Measurements of trans-epidermal water loss by infrared spectroscopy, impedance spectroscopy and laser Doppler flowimetry have shown that there are no lasting changes to variables of skin hydration, lipid structure or ionic concentration, and that the mild oedema and/or erythema occasionally experienced is only transient (Curdy, et al.,

2001). Drugs that can be administered in this fashion include topical non-steroidal anti- inflammatories, corticosteroids, local anaesthetics and antibiotics (Roberts, 1999).

The disadvantages that accompany iontophoresis are considered to be solvable with further research, which will aim to reduce skin irritation, tingling and burning, and improve transferral rates of non-polar drugs (Roberts, 1999).

An example of the use of iontophoresis in clinical practice is the transdermal administration of anaesthesia such as lidocaine by dermatologists. The advantages of

using the iontophoretic technique with local anaesthetics include minimal absorption into the blood, an 80 to 100% reduction in pain in performing several dermatological techniques, a lack of bolus distortion of the area (seen with injectable lidocaine) and a reduction in anxiety in patients of all ages with needle phobias (Greenbaum, 2001).

Low-frequency ultrasound (sonophoresis) has been used to increase the rate of transdermal delivery. Ultrasound waves have frequencies beyond the range of human ears, at 800 to 1000 kHz, and cause the air pockets within the keratinocytes to increase in size and oscillations (Roberts, 1999). This phenomenon disrupts the lipid bilayer, increasing the permeability of the skin and making transportation of high molecular weight proteins such as insulin, γ-interferon and erythropoietin possible (Mitragotri, et al., 1995). Ultrasound also increases blood circulation at the area of administration,

which increases diffusion of the drug through the layers of the skin and into the capillaries for clearance (Roberts, 1999).
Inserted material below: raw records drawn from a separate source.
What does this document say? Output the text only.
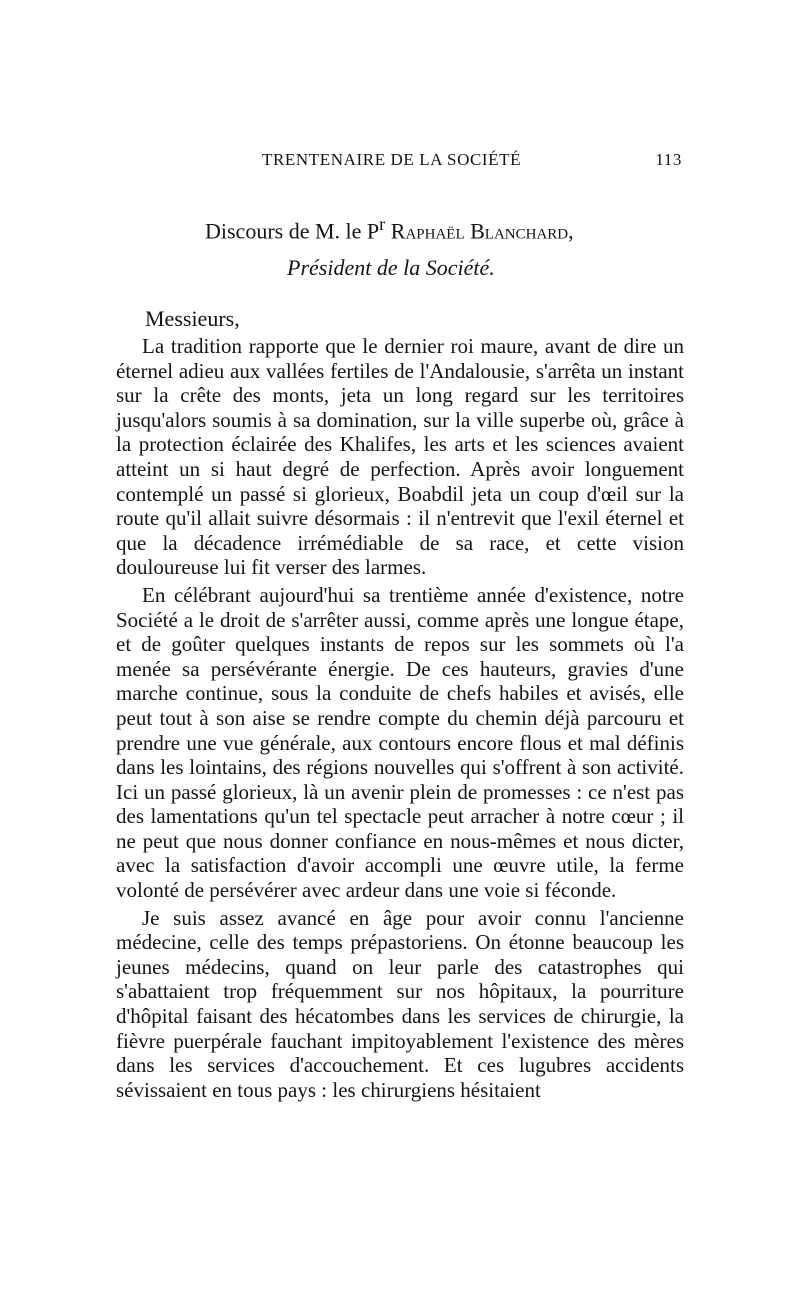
TRENTENAIRE DE LA SOCIÉTÉ	113
Discours de M. le $P^r$ Raphaël Blanchard,
Président de la Société.
Messieurs,

La tradition rapporte que le dernier roi maure, avant de dire un éternel adieu aux vallées fertiles de l'Andalousie, s'arrêta un instant sur la crête des monts, jeta un long regard sur les territoires jusqu'alors soumis à sa domination, sur la ville superbe où, grâce à la protection éclairée des Khalifes, les arts et les sciences avaient atteint un si haut degré de perfection. Après avoir longuement contemplé un passé si glorieux, Boabdil jeta un coup d'œil sur la route qu'il allait suivre désormais : il n'entrevit que l'exil éternel et que la décadence irrémédiable de sa race, et cette vision douloureuse lui fit verser des larmes.

En célébrant aujourd'hui sa trentième année d'existence, notre Société a le droit de s'arrêter aussi, comme après une longue étape, et de goûter quelques instants de repos sur les sommets où l'a menée sa persévérante énergie. De ces hauteurs, gravies d'une marche continue, sous la conduite de chefs habiles et avisés, elle peut tout à son aise se rendre compte du chemin déjà parcouru et prendre une vue générale, aux contours encore flous et mal définis dans les lointains, des régions nouvelles qui s'offrent à son activité. Ici un passé glorieux, là un avenir plein de promesses : ce n'est pas des lamentations qu'un tel spectacle peut arracher à notre cœur ; il ne peut que nous donner confiance en nous-mêmes et nous dicter, avec la satisfaction d'avoir accompli une œuvre utile, la ferme volonté de persévérer avec ardeur dans une voie si féconde.

Je suis assez avancé en âge pour avoir connu l'ancienne médecine, celle des temps prépastoriens. On étonne beaucoup les jeunes médecins, quand on leur parle des catastrophes qui s'abattaient trop fréquemment sur nos hôpitaux, la pourriture d'hôpital faisant des hécatombes dans les services de chirurgie, la fièvre puerpérale fauchant impitoyablement l'existence des mères dans les services d'accouchement. Et ces lugubres accidents sévissaient en tous pays : les chirurgiens hésitaient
The area of skin, the concentration of the drug and the frequency, pulse length and intensity of the ultrasound application all influence the efficacy of drug administration (Mitragotri, et al., 1995). Therefore, specific techniques need to be determined for each

individual drug. As ultrasound can penetrate deeper into tissue (up to 5cm below the skin), it can be used to treat non-superficial inflammation, however care needs to be taken to avoid periosteal burns and tissue necrosis (Roberts, 1999). The beneficial use of ultrasound to alter the permeability characteristics of the skin is now widely applied in both iontophoresis and reverse iontophoresis (Kost, et al., 2000).